Institution: Interamerican University Metro Campus

Email: acolom@intermetro.edu

Methicillin-resistant Staphylococcus aureus (MRSA) infections have become a serious threat in healthcare and community settings worldwide. Novel antibiotics are critically needed to broaden the medical treatments against MRSA infections. In 2014, Sanabria et al. demonstrated a significant antibacterial activity of the synthetic fatty acid 2- hexadecynoic acid (2-HDA) against MRSA. There is a gap in knowledge on of how 2- HDA acts at the molecular level, which has prevented the basic understanding of its inhibitory mechanism and the development of novel therapeutic strategies. The specific hypothesis of this project is that 2- HDA inhibits an enzyme involved in the synthesis of important fatty acids components of the cell membrane, specifically enoyl-ACP reductase (Fabl). Fabl is needed for the biosynthesis of phosphatidic acids, one of the components of bacterial membranes, which makes it an attractive drug target. We based our hypothesis on experimental evidence from (1) Sanabria et al.demonstrating that the cytotoxic action of 2-HDA is due to its ability to inhibit bacterial fatty acids synthesis, hence compromising the cell membrane integrity. (2) Zheng at al. demonstrated that a C18 unsaturated fatty acid binds specifically to Fabl from E. Coli and S. aureus through a mixed inhibition mechanism. The objective of this application is to identify atomic interactions between 2-HDA and Fabl that are vital for the binding mode of the ligand. The rationale for the proposed research is that once key molecular interactions important to 2-HDA's binding mode to Fabl are identified, pharmacological agents that inhibit this enzyme could be designed to treat MRSA infections more effectively. This inhibitor's role and mechanism of action have never been explored computationally. The specific aims are:1: To identify the most energetically favorable conformation of 2-HDA by optimizing its geometry. We will obtain the optimized geometry and electronic structure of 2-HDA by using the quantum­ chemistry modeling program Gaussian16 and its graphical user interface, GaussView. The optimized geometry will be docked to Fabl.
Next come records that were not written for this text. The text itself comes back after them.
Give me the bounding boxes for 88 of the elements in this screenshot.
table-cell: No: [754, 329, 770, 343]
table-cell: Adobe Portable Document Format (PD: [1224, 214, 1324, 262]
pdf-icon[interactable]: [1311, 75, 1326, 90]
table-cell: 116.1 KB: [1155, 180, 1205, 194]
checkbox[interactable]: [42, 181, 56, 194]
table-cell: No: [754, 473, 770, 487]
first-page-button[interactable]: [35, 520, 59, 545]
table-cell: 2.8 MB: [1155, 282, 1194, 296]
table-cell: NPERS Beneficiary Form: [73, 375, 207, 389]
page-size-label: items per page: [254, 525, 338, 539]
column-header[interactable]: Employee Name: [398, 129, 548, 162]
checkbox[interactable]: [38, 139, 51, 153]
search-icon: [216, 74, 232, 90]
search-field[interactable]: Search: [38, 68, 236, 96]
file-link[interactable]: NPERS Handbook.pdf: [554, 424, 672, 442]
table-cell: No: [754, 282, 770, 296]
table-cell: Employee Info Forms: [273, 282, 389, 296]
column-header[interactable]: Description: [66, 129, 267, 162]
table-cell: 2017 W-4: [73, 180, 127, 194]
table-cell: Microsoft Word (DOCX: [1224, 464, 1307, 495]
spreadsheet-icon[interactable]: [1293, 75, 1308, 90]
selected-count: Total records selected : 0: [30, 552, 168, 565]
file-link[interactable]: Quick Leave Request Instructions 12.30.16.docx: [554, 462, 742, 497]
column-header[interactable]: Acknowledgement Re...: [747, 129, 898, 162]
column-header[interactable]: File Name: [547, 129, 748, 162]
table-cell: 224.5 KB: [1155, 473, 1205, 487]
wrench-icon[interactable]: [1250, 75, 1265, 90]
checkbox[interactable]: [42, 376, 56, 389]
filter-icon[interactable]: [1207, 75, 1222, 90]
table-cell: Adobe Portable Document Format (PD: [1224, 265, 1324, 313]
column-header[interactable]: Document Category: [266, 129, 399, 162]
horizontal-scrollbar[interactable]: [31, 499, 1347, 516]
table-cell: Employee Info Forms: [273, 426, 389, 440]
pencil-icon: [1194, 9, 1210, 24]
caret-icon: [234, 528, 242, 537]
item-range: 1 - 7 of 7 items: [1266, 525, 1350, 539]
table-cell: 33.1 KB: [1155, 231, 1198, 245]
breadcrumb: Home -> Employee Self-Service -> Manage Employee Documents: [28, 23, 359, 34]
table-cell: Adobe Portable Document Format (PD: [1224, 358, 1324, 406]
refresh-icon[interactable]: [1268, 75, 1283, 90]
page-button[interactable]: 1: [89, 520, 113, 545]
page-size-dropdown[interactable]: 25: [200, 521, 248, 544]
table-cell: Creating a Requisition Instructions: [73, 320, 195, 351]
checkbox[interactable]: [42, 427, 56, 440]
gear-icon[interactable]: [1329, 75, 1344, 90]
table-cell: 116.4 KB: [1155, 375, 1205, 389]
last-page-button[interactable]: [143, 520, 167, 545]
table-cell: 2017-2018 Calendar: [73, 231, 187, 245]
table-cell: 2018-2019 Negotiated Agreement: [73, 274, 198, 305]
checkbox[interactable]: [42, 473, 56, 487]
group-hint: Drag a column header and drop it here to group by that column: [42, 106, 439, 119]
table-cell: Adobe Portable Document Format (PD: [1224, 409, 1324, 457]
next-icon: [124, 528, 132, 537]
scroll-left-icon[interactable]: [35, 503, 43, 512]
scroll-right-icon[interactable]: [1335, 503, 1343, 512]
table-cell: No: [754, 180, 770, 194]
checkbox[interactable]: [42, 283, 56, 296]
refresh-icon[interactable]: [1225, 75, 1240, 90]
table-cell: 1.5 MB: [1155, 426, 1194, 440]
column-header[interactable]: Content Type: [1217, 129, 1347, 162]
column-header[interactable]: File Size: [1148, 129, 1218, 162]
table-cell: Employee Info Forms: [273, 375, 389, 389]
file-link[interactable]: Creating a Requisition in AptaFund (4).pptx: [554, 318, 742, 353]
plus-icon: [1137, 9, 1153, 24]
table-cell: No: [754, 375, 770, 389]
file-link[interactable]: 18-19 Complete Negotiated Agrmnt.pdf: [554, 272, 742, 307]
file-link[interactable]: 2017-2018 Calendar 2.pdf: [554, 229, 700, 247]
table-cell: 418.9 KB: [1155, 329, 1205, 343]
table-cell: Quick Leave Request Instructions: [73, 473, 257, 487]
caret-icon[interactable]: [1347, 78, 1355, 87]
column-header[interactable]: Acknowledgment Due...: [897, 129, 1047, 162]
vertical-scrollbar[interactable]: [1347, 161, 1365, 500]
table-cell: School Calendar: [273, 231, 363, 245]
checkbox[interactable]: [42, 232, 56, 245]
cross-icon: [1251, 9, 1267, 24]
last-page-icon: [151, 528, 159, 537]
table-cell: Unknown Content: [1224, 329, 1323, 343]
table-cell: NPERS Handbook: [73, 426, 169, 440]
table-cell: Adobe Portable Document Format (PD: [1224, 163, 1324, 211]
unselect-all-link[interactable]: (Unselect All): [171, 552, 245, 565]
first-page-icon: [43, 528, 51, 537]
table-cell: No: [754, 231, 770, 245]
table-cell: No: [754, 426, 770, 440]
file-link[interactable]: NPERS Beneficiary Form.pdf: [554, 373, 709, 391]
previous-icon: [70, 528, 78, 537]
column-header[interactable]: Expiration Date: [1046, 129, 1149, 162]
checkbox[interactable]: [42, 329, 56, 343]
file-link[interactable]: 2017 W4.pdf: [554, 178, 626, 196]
2: To identify the binding site of 2-HDA in Fabl. To accomplishthis aim we proposed using molecular docking methods from three software's packages: Maestro, SeeSAR, and MOE. Identifying the atomic interactions between the ligand and target is fundamental to insight on the mechanism of inhibition of this compound Impact: The expected outcome of this research is a comprehensive understanding, at a molecular level, of what region and amino acid residues of Fabl are involved in binding 2-HDA, what atomic interactions are necessary to have a favorable binding and a preliminary insight on the mechanism of inhibition of this novel compound.